Unlike many modern Mohawks who have either converted or are not interested in any religion, Porter works actively to restore the old beliefs. He lives with family and a handful of followers on a farm where they grow their own crops, raise cattle and use work horses to plow the earth. A longtime Mohawk acting chief, Porter is immersed in the spiritual ways of his forefathers. Inviting a reporter to join a huge family meal in the compound’s main house, Porter, whose native name is Sakokwenionkwas, or “He Who Wins”, said the moon, the sun and thunder are more important to the Iroquois than saints or popes. “Christianity is not a shoe that will ever fit. Not for my feet, or my heart, or my soul,” he said. A humorous man, Porter carries echoes in his face of the proud, eagle-like features seen in old pictures of tribesmen. But he could not conceal his bitterness. To him, there is no difference between the spread of Christianity and the cruel policies, including forced assimilation in grim 20th-century government boarding schools, that were used to subjugate Native Americans.
He adds that he thinks she was forced to convert. This wasn’t quite the tone of the Times article.

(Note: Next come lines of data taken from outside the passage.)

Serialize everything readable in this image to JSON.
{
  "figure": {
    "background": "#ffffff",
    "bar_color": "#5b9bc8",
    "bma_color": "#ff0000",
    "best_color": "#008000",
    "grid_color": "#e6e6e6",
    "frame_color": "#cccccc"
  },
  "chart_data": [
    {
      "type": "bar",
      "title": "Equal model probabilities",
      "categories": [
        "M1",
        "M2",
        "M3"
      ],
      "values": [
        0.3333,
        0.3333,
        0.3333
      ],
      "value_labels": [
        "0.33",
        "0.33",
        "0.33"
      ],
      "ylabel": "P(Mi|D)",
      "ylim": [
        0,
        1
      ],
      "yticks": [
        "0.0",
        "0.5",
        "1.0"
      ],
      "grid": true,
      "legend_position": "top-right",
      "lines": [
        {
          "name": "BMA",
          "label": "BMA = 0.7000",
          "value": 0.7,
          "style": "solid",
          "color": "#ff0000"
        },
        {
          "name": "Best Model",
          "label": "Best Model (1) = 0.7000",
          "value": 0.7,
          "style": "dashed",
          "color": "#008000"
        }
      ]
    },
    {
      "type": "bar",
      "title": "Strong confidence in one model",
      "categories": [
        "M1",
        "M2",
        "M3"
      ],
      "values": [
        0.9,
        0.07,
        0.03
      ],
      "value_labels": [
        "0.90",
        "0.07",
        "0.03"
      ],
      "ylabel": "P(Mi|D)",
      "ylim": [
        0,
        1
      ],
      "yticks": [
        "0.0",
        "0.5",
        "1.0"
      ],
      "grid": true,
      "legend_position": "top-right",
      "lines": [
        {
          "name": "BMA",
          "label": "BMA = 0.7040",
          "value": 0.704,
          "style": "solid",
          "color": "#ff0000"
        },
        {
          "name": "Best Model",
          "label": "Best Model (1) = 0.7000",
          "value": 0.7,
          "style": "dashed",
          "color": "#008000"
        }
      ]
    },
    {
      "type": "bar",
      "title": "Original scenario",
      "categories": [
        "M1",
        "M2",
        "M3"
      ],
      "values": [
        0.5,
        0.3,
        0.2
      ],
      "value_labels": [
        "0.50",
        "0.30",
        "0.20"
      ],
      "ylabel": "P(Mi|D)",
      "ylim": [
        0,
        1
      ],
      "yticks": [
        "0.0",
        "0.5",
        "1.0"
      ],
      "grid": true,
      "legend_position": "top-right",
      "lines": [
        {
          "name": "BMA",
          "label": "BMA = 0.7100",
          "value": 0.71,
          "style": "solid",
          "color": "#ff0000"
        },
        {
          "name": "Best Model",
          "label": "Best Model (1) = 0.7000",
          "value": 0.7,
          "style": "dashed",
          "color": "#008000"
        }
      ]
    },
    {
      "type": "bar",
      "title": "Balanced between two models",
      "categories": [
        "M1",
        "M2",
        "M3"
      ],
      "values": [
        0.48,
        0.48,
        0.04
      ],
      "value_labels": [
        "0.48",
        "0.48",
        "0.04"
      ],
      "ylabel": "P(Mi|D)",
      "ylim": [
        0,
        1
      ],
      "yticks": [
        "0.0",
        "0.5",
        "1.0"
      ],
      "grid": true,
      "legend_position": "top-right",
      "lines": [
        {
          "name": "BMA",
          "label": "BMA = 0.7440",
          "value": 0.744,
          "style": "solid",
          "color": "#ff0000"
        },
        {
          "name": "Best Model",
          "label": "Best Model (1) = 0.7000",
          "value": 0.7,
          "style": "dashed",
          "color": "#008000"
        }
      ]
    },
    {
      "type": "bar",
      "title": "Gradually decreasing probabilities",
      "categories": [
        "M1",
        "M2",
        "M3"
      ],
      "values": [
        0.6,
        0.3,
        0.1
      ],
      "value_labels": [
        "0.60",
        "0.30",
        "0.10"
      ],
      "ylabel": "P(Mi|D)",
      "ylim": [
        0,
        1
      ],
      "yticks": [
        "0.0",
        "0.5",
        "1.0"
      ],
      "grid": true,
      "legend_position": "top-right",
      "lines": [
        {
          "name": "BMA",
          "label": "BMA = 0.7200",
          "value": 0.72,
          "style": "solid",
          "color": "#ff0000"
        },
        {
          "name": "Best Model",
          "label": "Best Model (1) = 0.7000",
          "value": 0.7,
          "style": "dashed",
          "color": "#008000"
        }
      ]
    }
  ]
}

Again, though, it would have been nice to know more about those “old beliefs” as well as, perhaps, why media coverage of the canonization of a Christian woman is focusing so much on people outside of the Catholic church. Mentioning is one thing. The focus is another. Particularly without an understanding of how large or influential the Mohawk community and activists opposed to the church’s canonization are.
But what do you think? Isn’t it still an interesting and well-told story?